Em "O Castelo na Floresta", que sai no Brasil em dezembro, o romancista americano Norman Mailer investiga a origem do mal na infância de Hitler

MANUEL CARCASSONE

Pugilista número um do cenário literário norte-americano, Norman Mailer, 84, iniciou um ciclo de romances dedicado à infância e à adolescência de Hitler. "Felizmente, existe pouca documentação sobre Adolf criança. Isso me toma menos tempo.
Precisei fazer um trabalho de romancista", diz, sorrindo, Mailer, cujos olhos azuis vasculham seu interlocutor com franqueza comovente.
O primeiro volume desse afresco, intitulado "The Castle in the Forest" [O Castelo na Floresta, com lançamento no Brasil previsto para dezembro pela Companhia das Letras], saiu nos EUA no iníco do ano.
Assim, depois de Marilyn Monroe, Muhammad Ali, a família Kennedy, Picasso, Lee Harvey Oswald e até mesmo Jesus Cristo (em "O Evangelho segundo o Filho"), Norman Mailer escolheu enfrentar em combate desigual esse enigma particular: quando e como o mal teria começado a se envolver com o pequeno Adolf, nascido em abril de 1889 e cuja infância reconstitui nos menores detalhes.
Ele se explica na entrevista que concedeu à "Magazine Littéraire" em Provincetown, cidade balneária de Massachusetts, no ponto extremo de Cape Cod, onde reside.  

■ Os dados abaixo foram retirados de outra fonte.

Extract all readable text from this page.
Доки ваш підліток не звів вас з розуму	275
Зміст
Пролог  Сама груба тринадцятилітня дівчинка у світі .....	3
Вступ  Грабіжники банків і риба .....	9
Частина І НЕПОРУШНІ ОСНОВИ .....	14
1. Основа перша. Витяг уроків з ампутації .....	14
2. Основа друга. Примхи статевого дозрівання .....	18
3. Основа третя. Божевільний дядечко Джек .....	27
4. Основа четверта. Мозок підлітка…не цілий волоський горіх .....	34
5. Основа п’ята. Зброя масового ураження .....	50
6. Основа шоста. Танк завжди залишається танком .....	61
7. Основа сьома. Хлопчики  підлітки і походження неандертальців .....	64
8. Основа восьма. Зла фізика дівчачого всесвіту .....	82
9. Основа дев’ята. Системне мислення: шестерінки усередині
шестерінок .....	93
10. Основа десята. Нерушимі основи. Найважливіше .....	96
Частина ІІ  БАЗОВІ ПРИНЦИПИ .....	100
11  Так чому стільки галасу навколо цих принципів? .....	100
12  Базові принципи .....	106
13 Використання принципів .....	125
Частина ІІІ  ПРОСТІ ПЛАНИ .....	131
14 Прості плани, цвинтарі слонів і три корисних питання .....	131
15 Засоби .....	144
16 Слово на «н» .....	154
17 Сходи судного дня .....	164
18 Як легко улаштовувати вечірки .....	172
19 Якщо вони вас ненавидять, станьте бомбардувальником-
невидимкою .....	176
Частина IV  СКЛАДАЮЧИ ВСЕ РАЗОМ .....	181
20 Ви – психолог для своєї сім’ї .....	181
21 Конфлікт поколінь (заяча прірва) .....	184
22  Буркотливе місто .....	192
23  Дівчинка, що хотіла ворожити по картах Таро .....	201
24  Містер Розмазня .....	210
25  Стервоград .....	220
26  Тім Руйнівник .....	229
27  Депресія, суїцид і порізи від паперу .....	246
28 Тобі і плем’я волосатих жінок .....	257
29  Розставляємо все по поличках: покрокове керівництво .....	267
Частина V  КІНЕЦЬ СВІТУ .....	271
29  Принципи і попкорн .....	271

PERGUNTA - Em "O Castelo na Floresta", cujo narrador é um demônio menor disfarçado de oficial nazista e assistente de Himmler, acompanhamos o nascimento de Adolf e também o tratamento violento infligido por seu pai, Alois (1837-1903), a seus filhos. Seu tema é a infância de um chefe ou o envelhecimento de um patriarca?
NORMAN MAILER
- Alois é personagem central. Inicialmente, pensei em começar o trabalho com um ciclo de romances no qual Hitler teria 3 anos de idade no ponto de partida, mas depois, a conselho de meu editor, fui retornando por sua árvore genealógica, em um volume.
Tive grande prazer em lançar luz sobre a personalidade de Alois, ao mesmo tempo fascinante, humano, fraco e poderoso; um dos prazeres calmos de ser romancista é que podemos passar tempo com certas pessoas com as quais não gostaríamos de conviver na vida real. A morte de seu filho Edmund o deixa devastado, e ele não se recupera do golpe; enfatizo o papel de Adolf, que, acometido de sarampo, doença contagiosa, beijava seu irmão menor.
Alois é um personagem ao mesmo tempo complexo e comum, ainda mais denso pelo fato de ser comum. Aliás, não explico a vilania de Hitler pela determinação genética, embora me divirta tecendo conjecturas sobre a influência do incesto do qual Hitler teria nascido.
Alois era filho ilegítimo de uma mulher chamada Maria Anna Schiklgruber, e seu pai provável era também o avô de Klara Pölzl, com quem Alois se casaria em seu terceiro casamento. Ela se tornaria a mãe de Hitler. Existe um outro boato segundo o qual o verdadeiro pai de Alois teria sido judeu.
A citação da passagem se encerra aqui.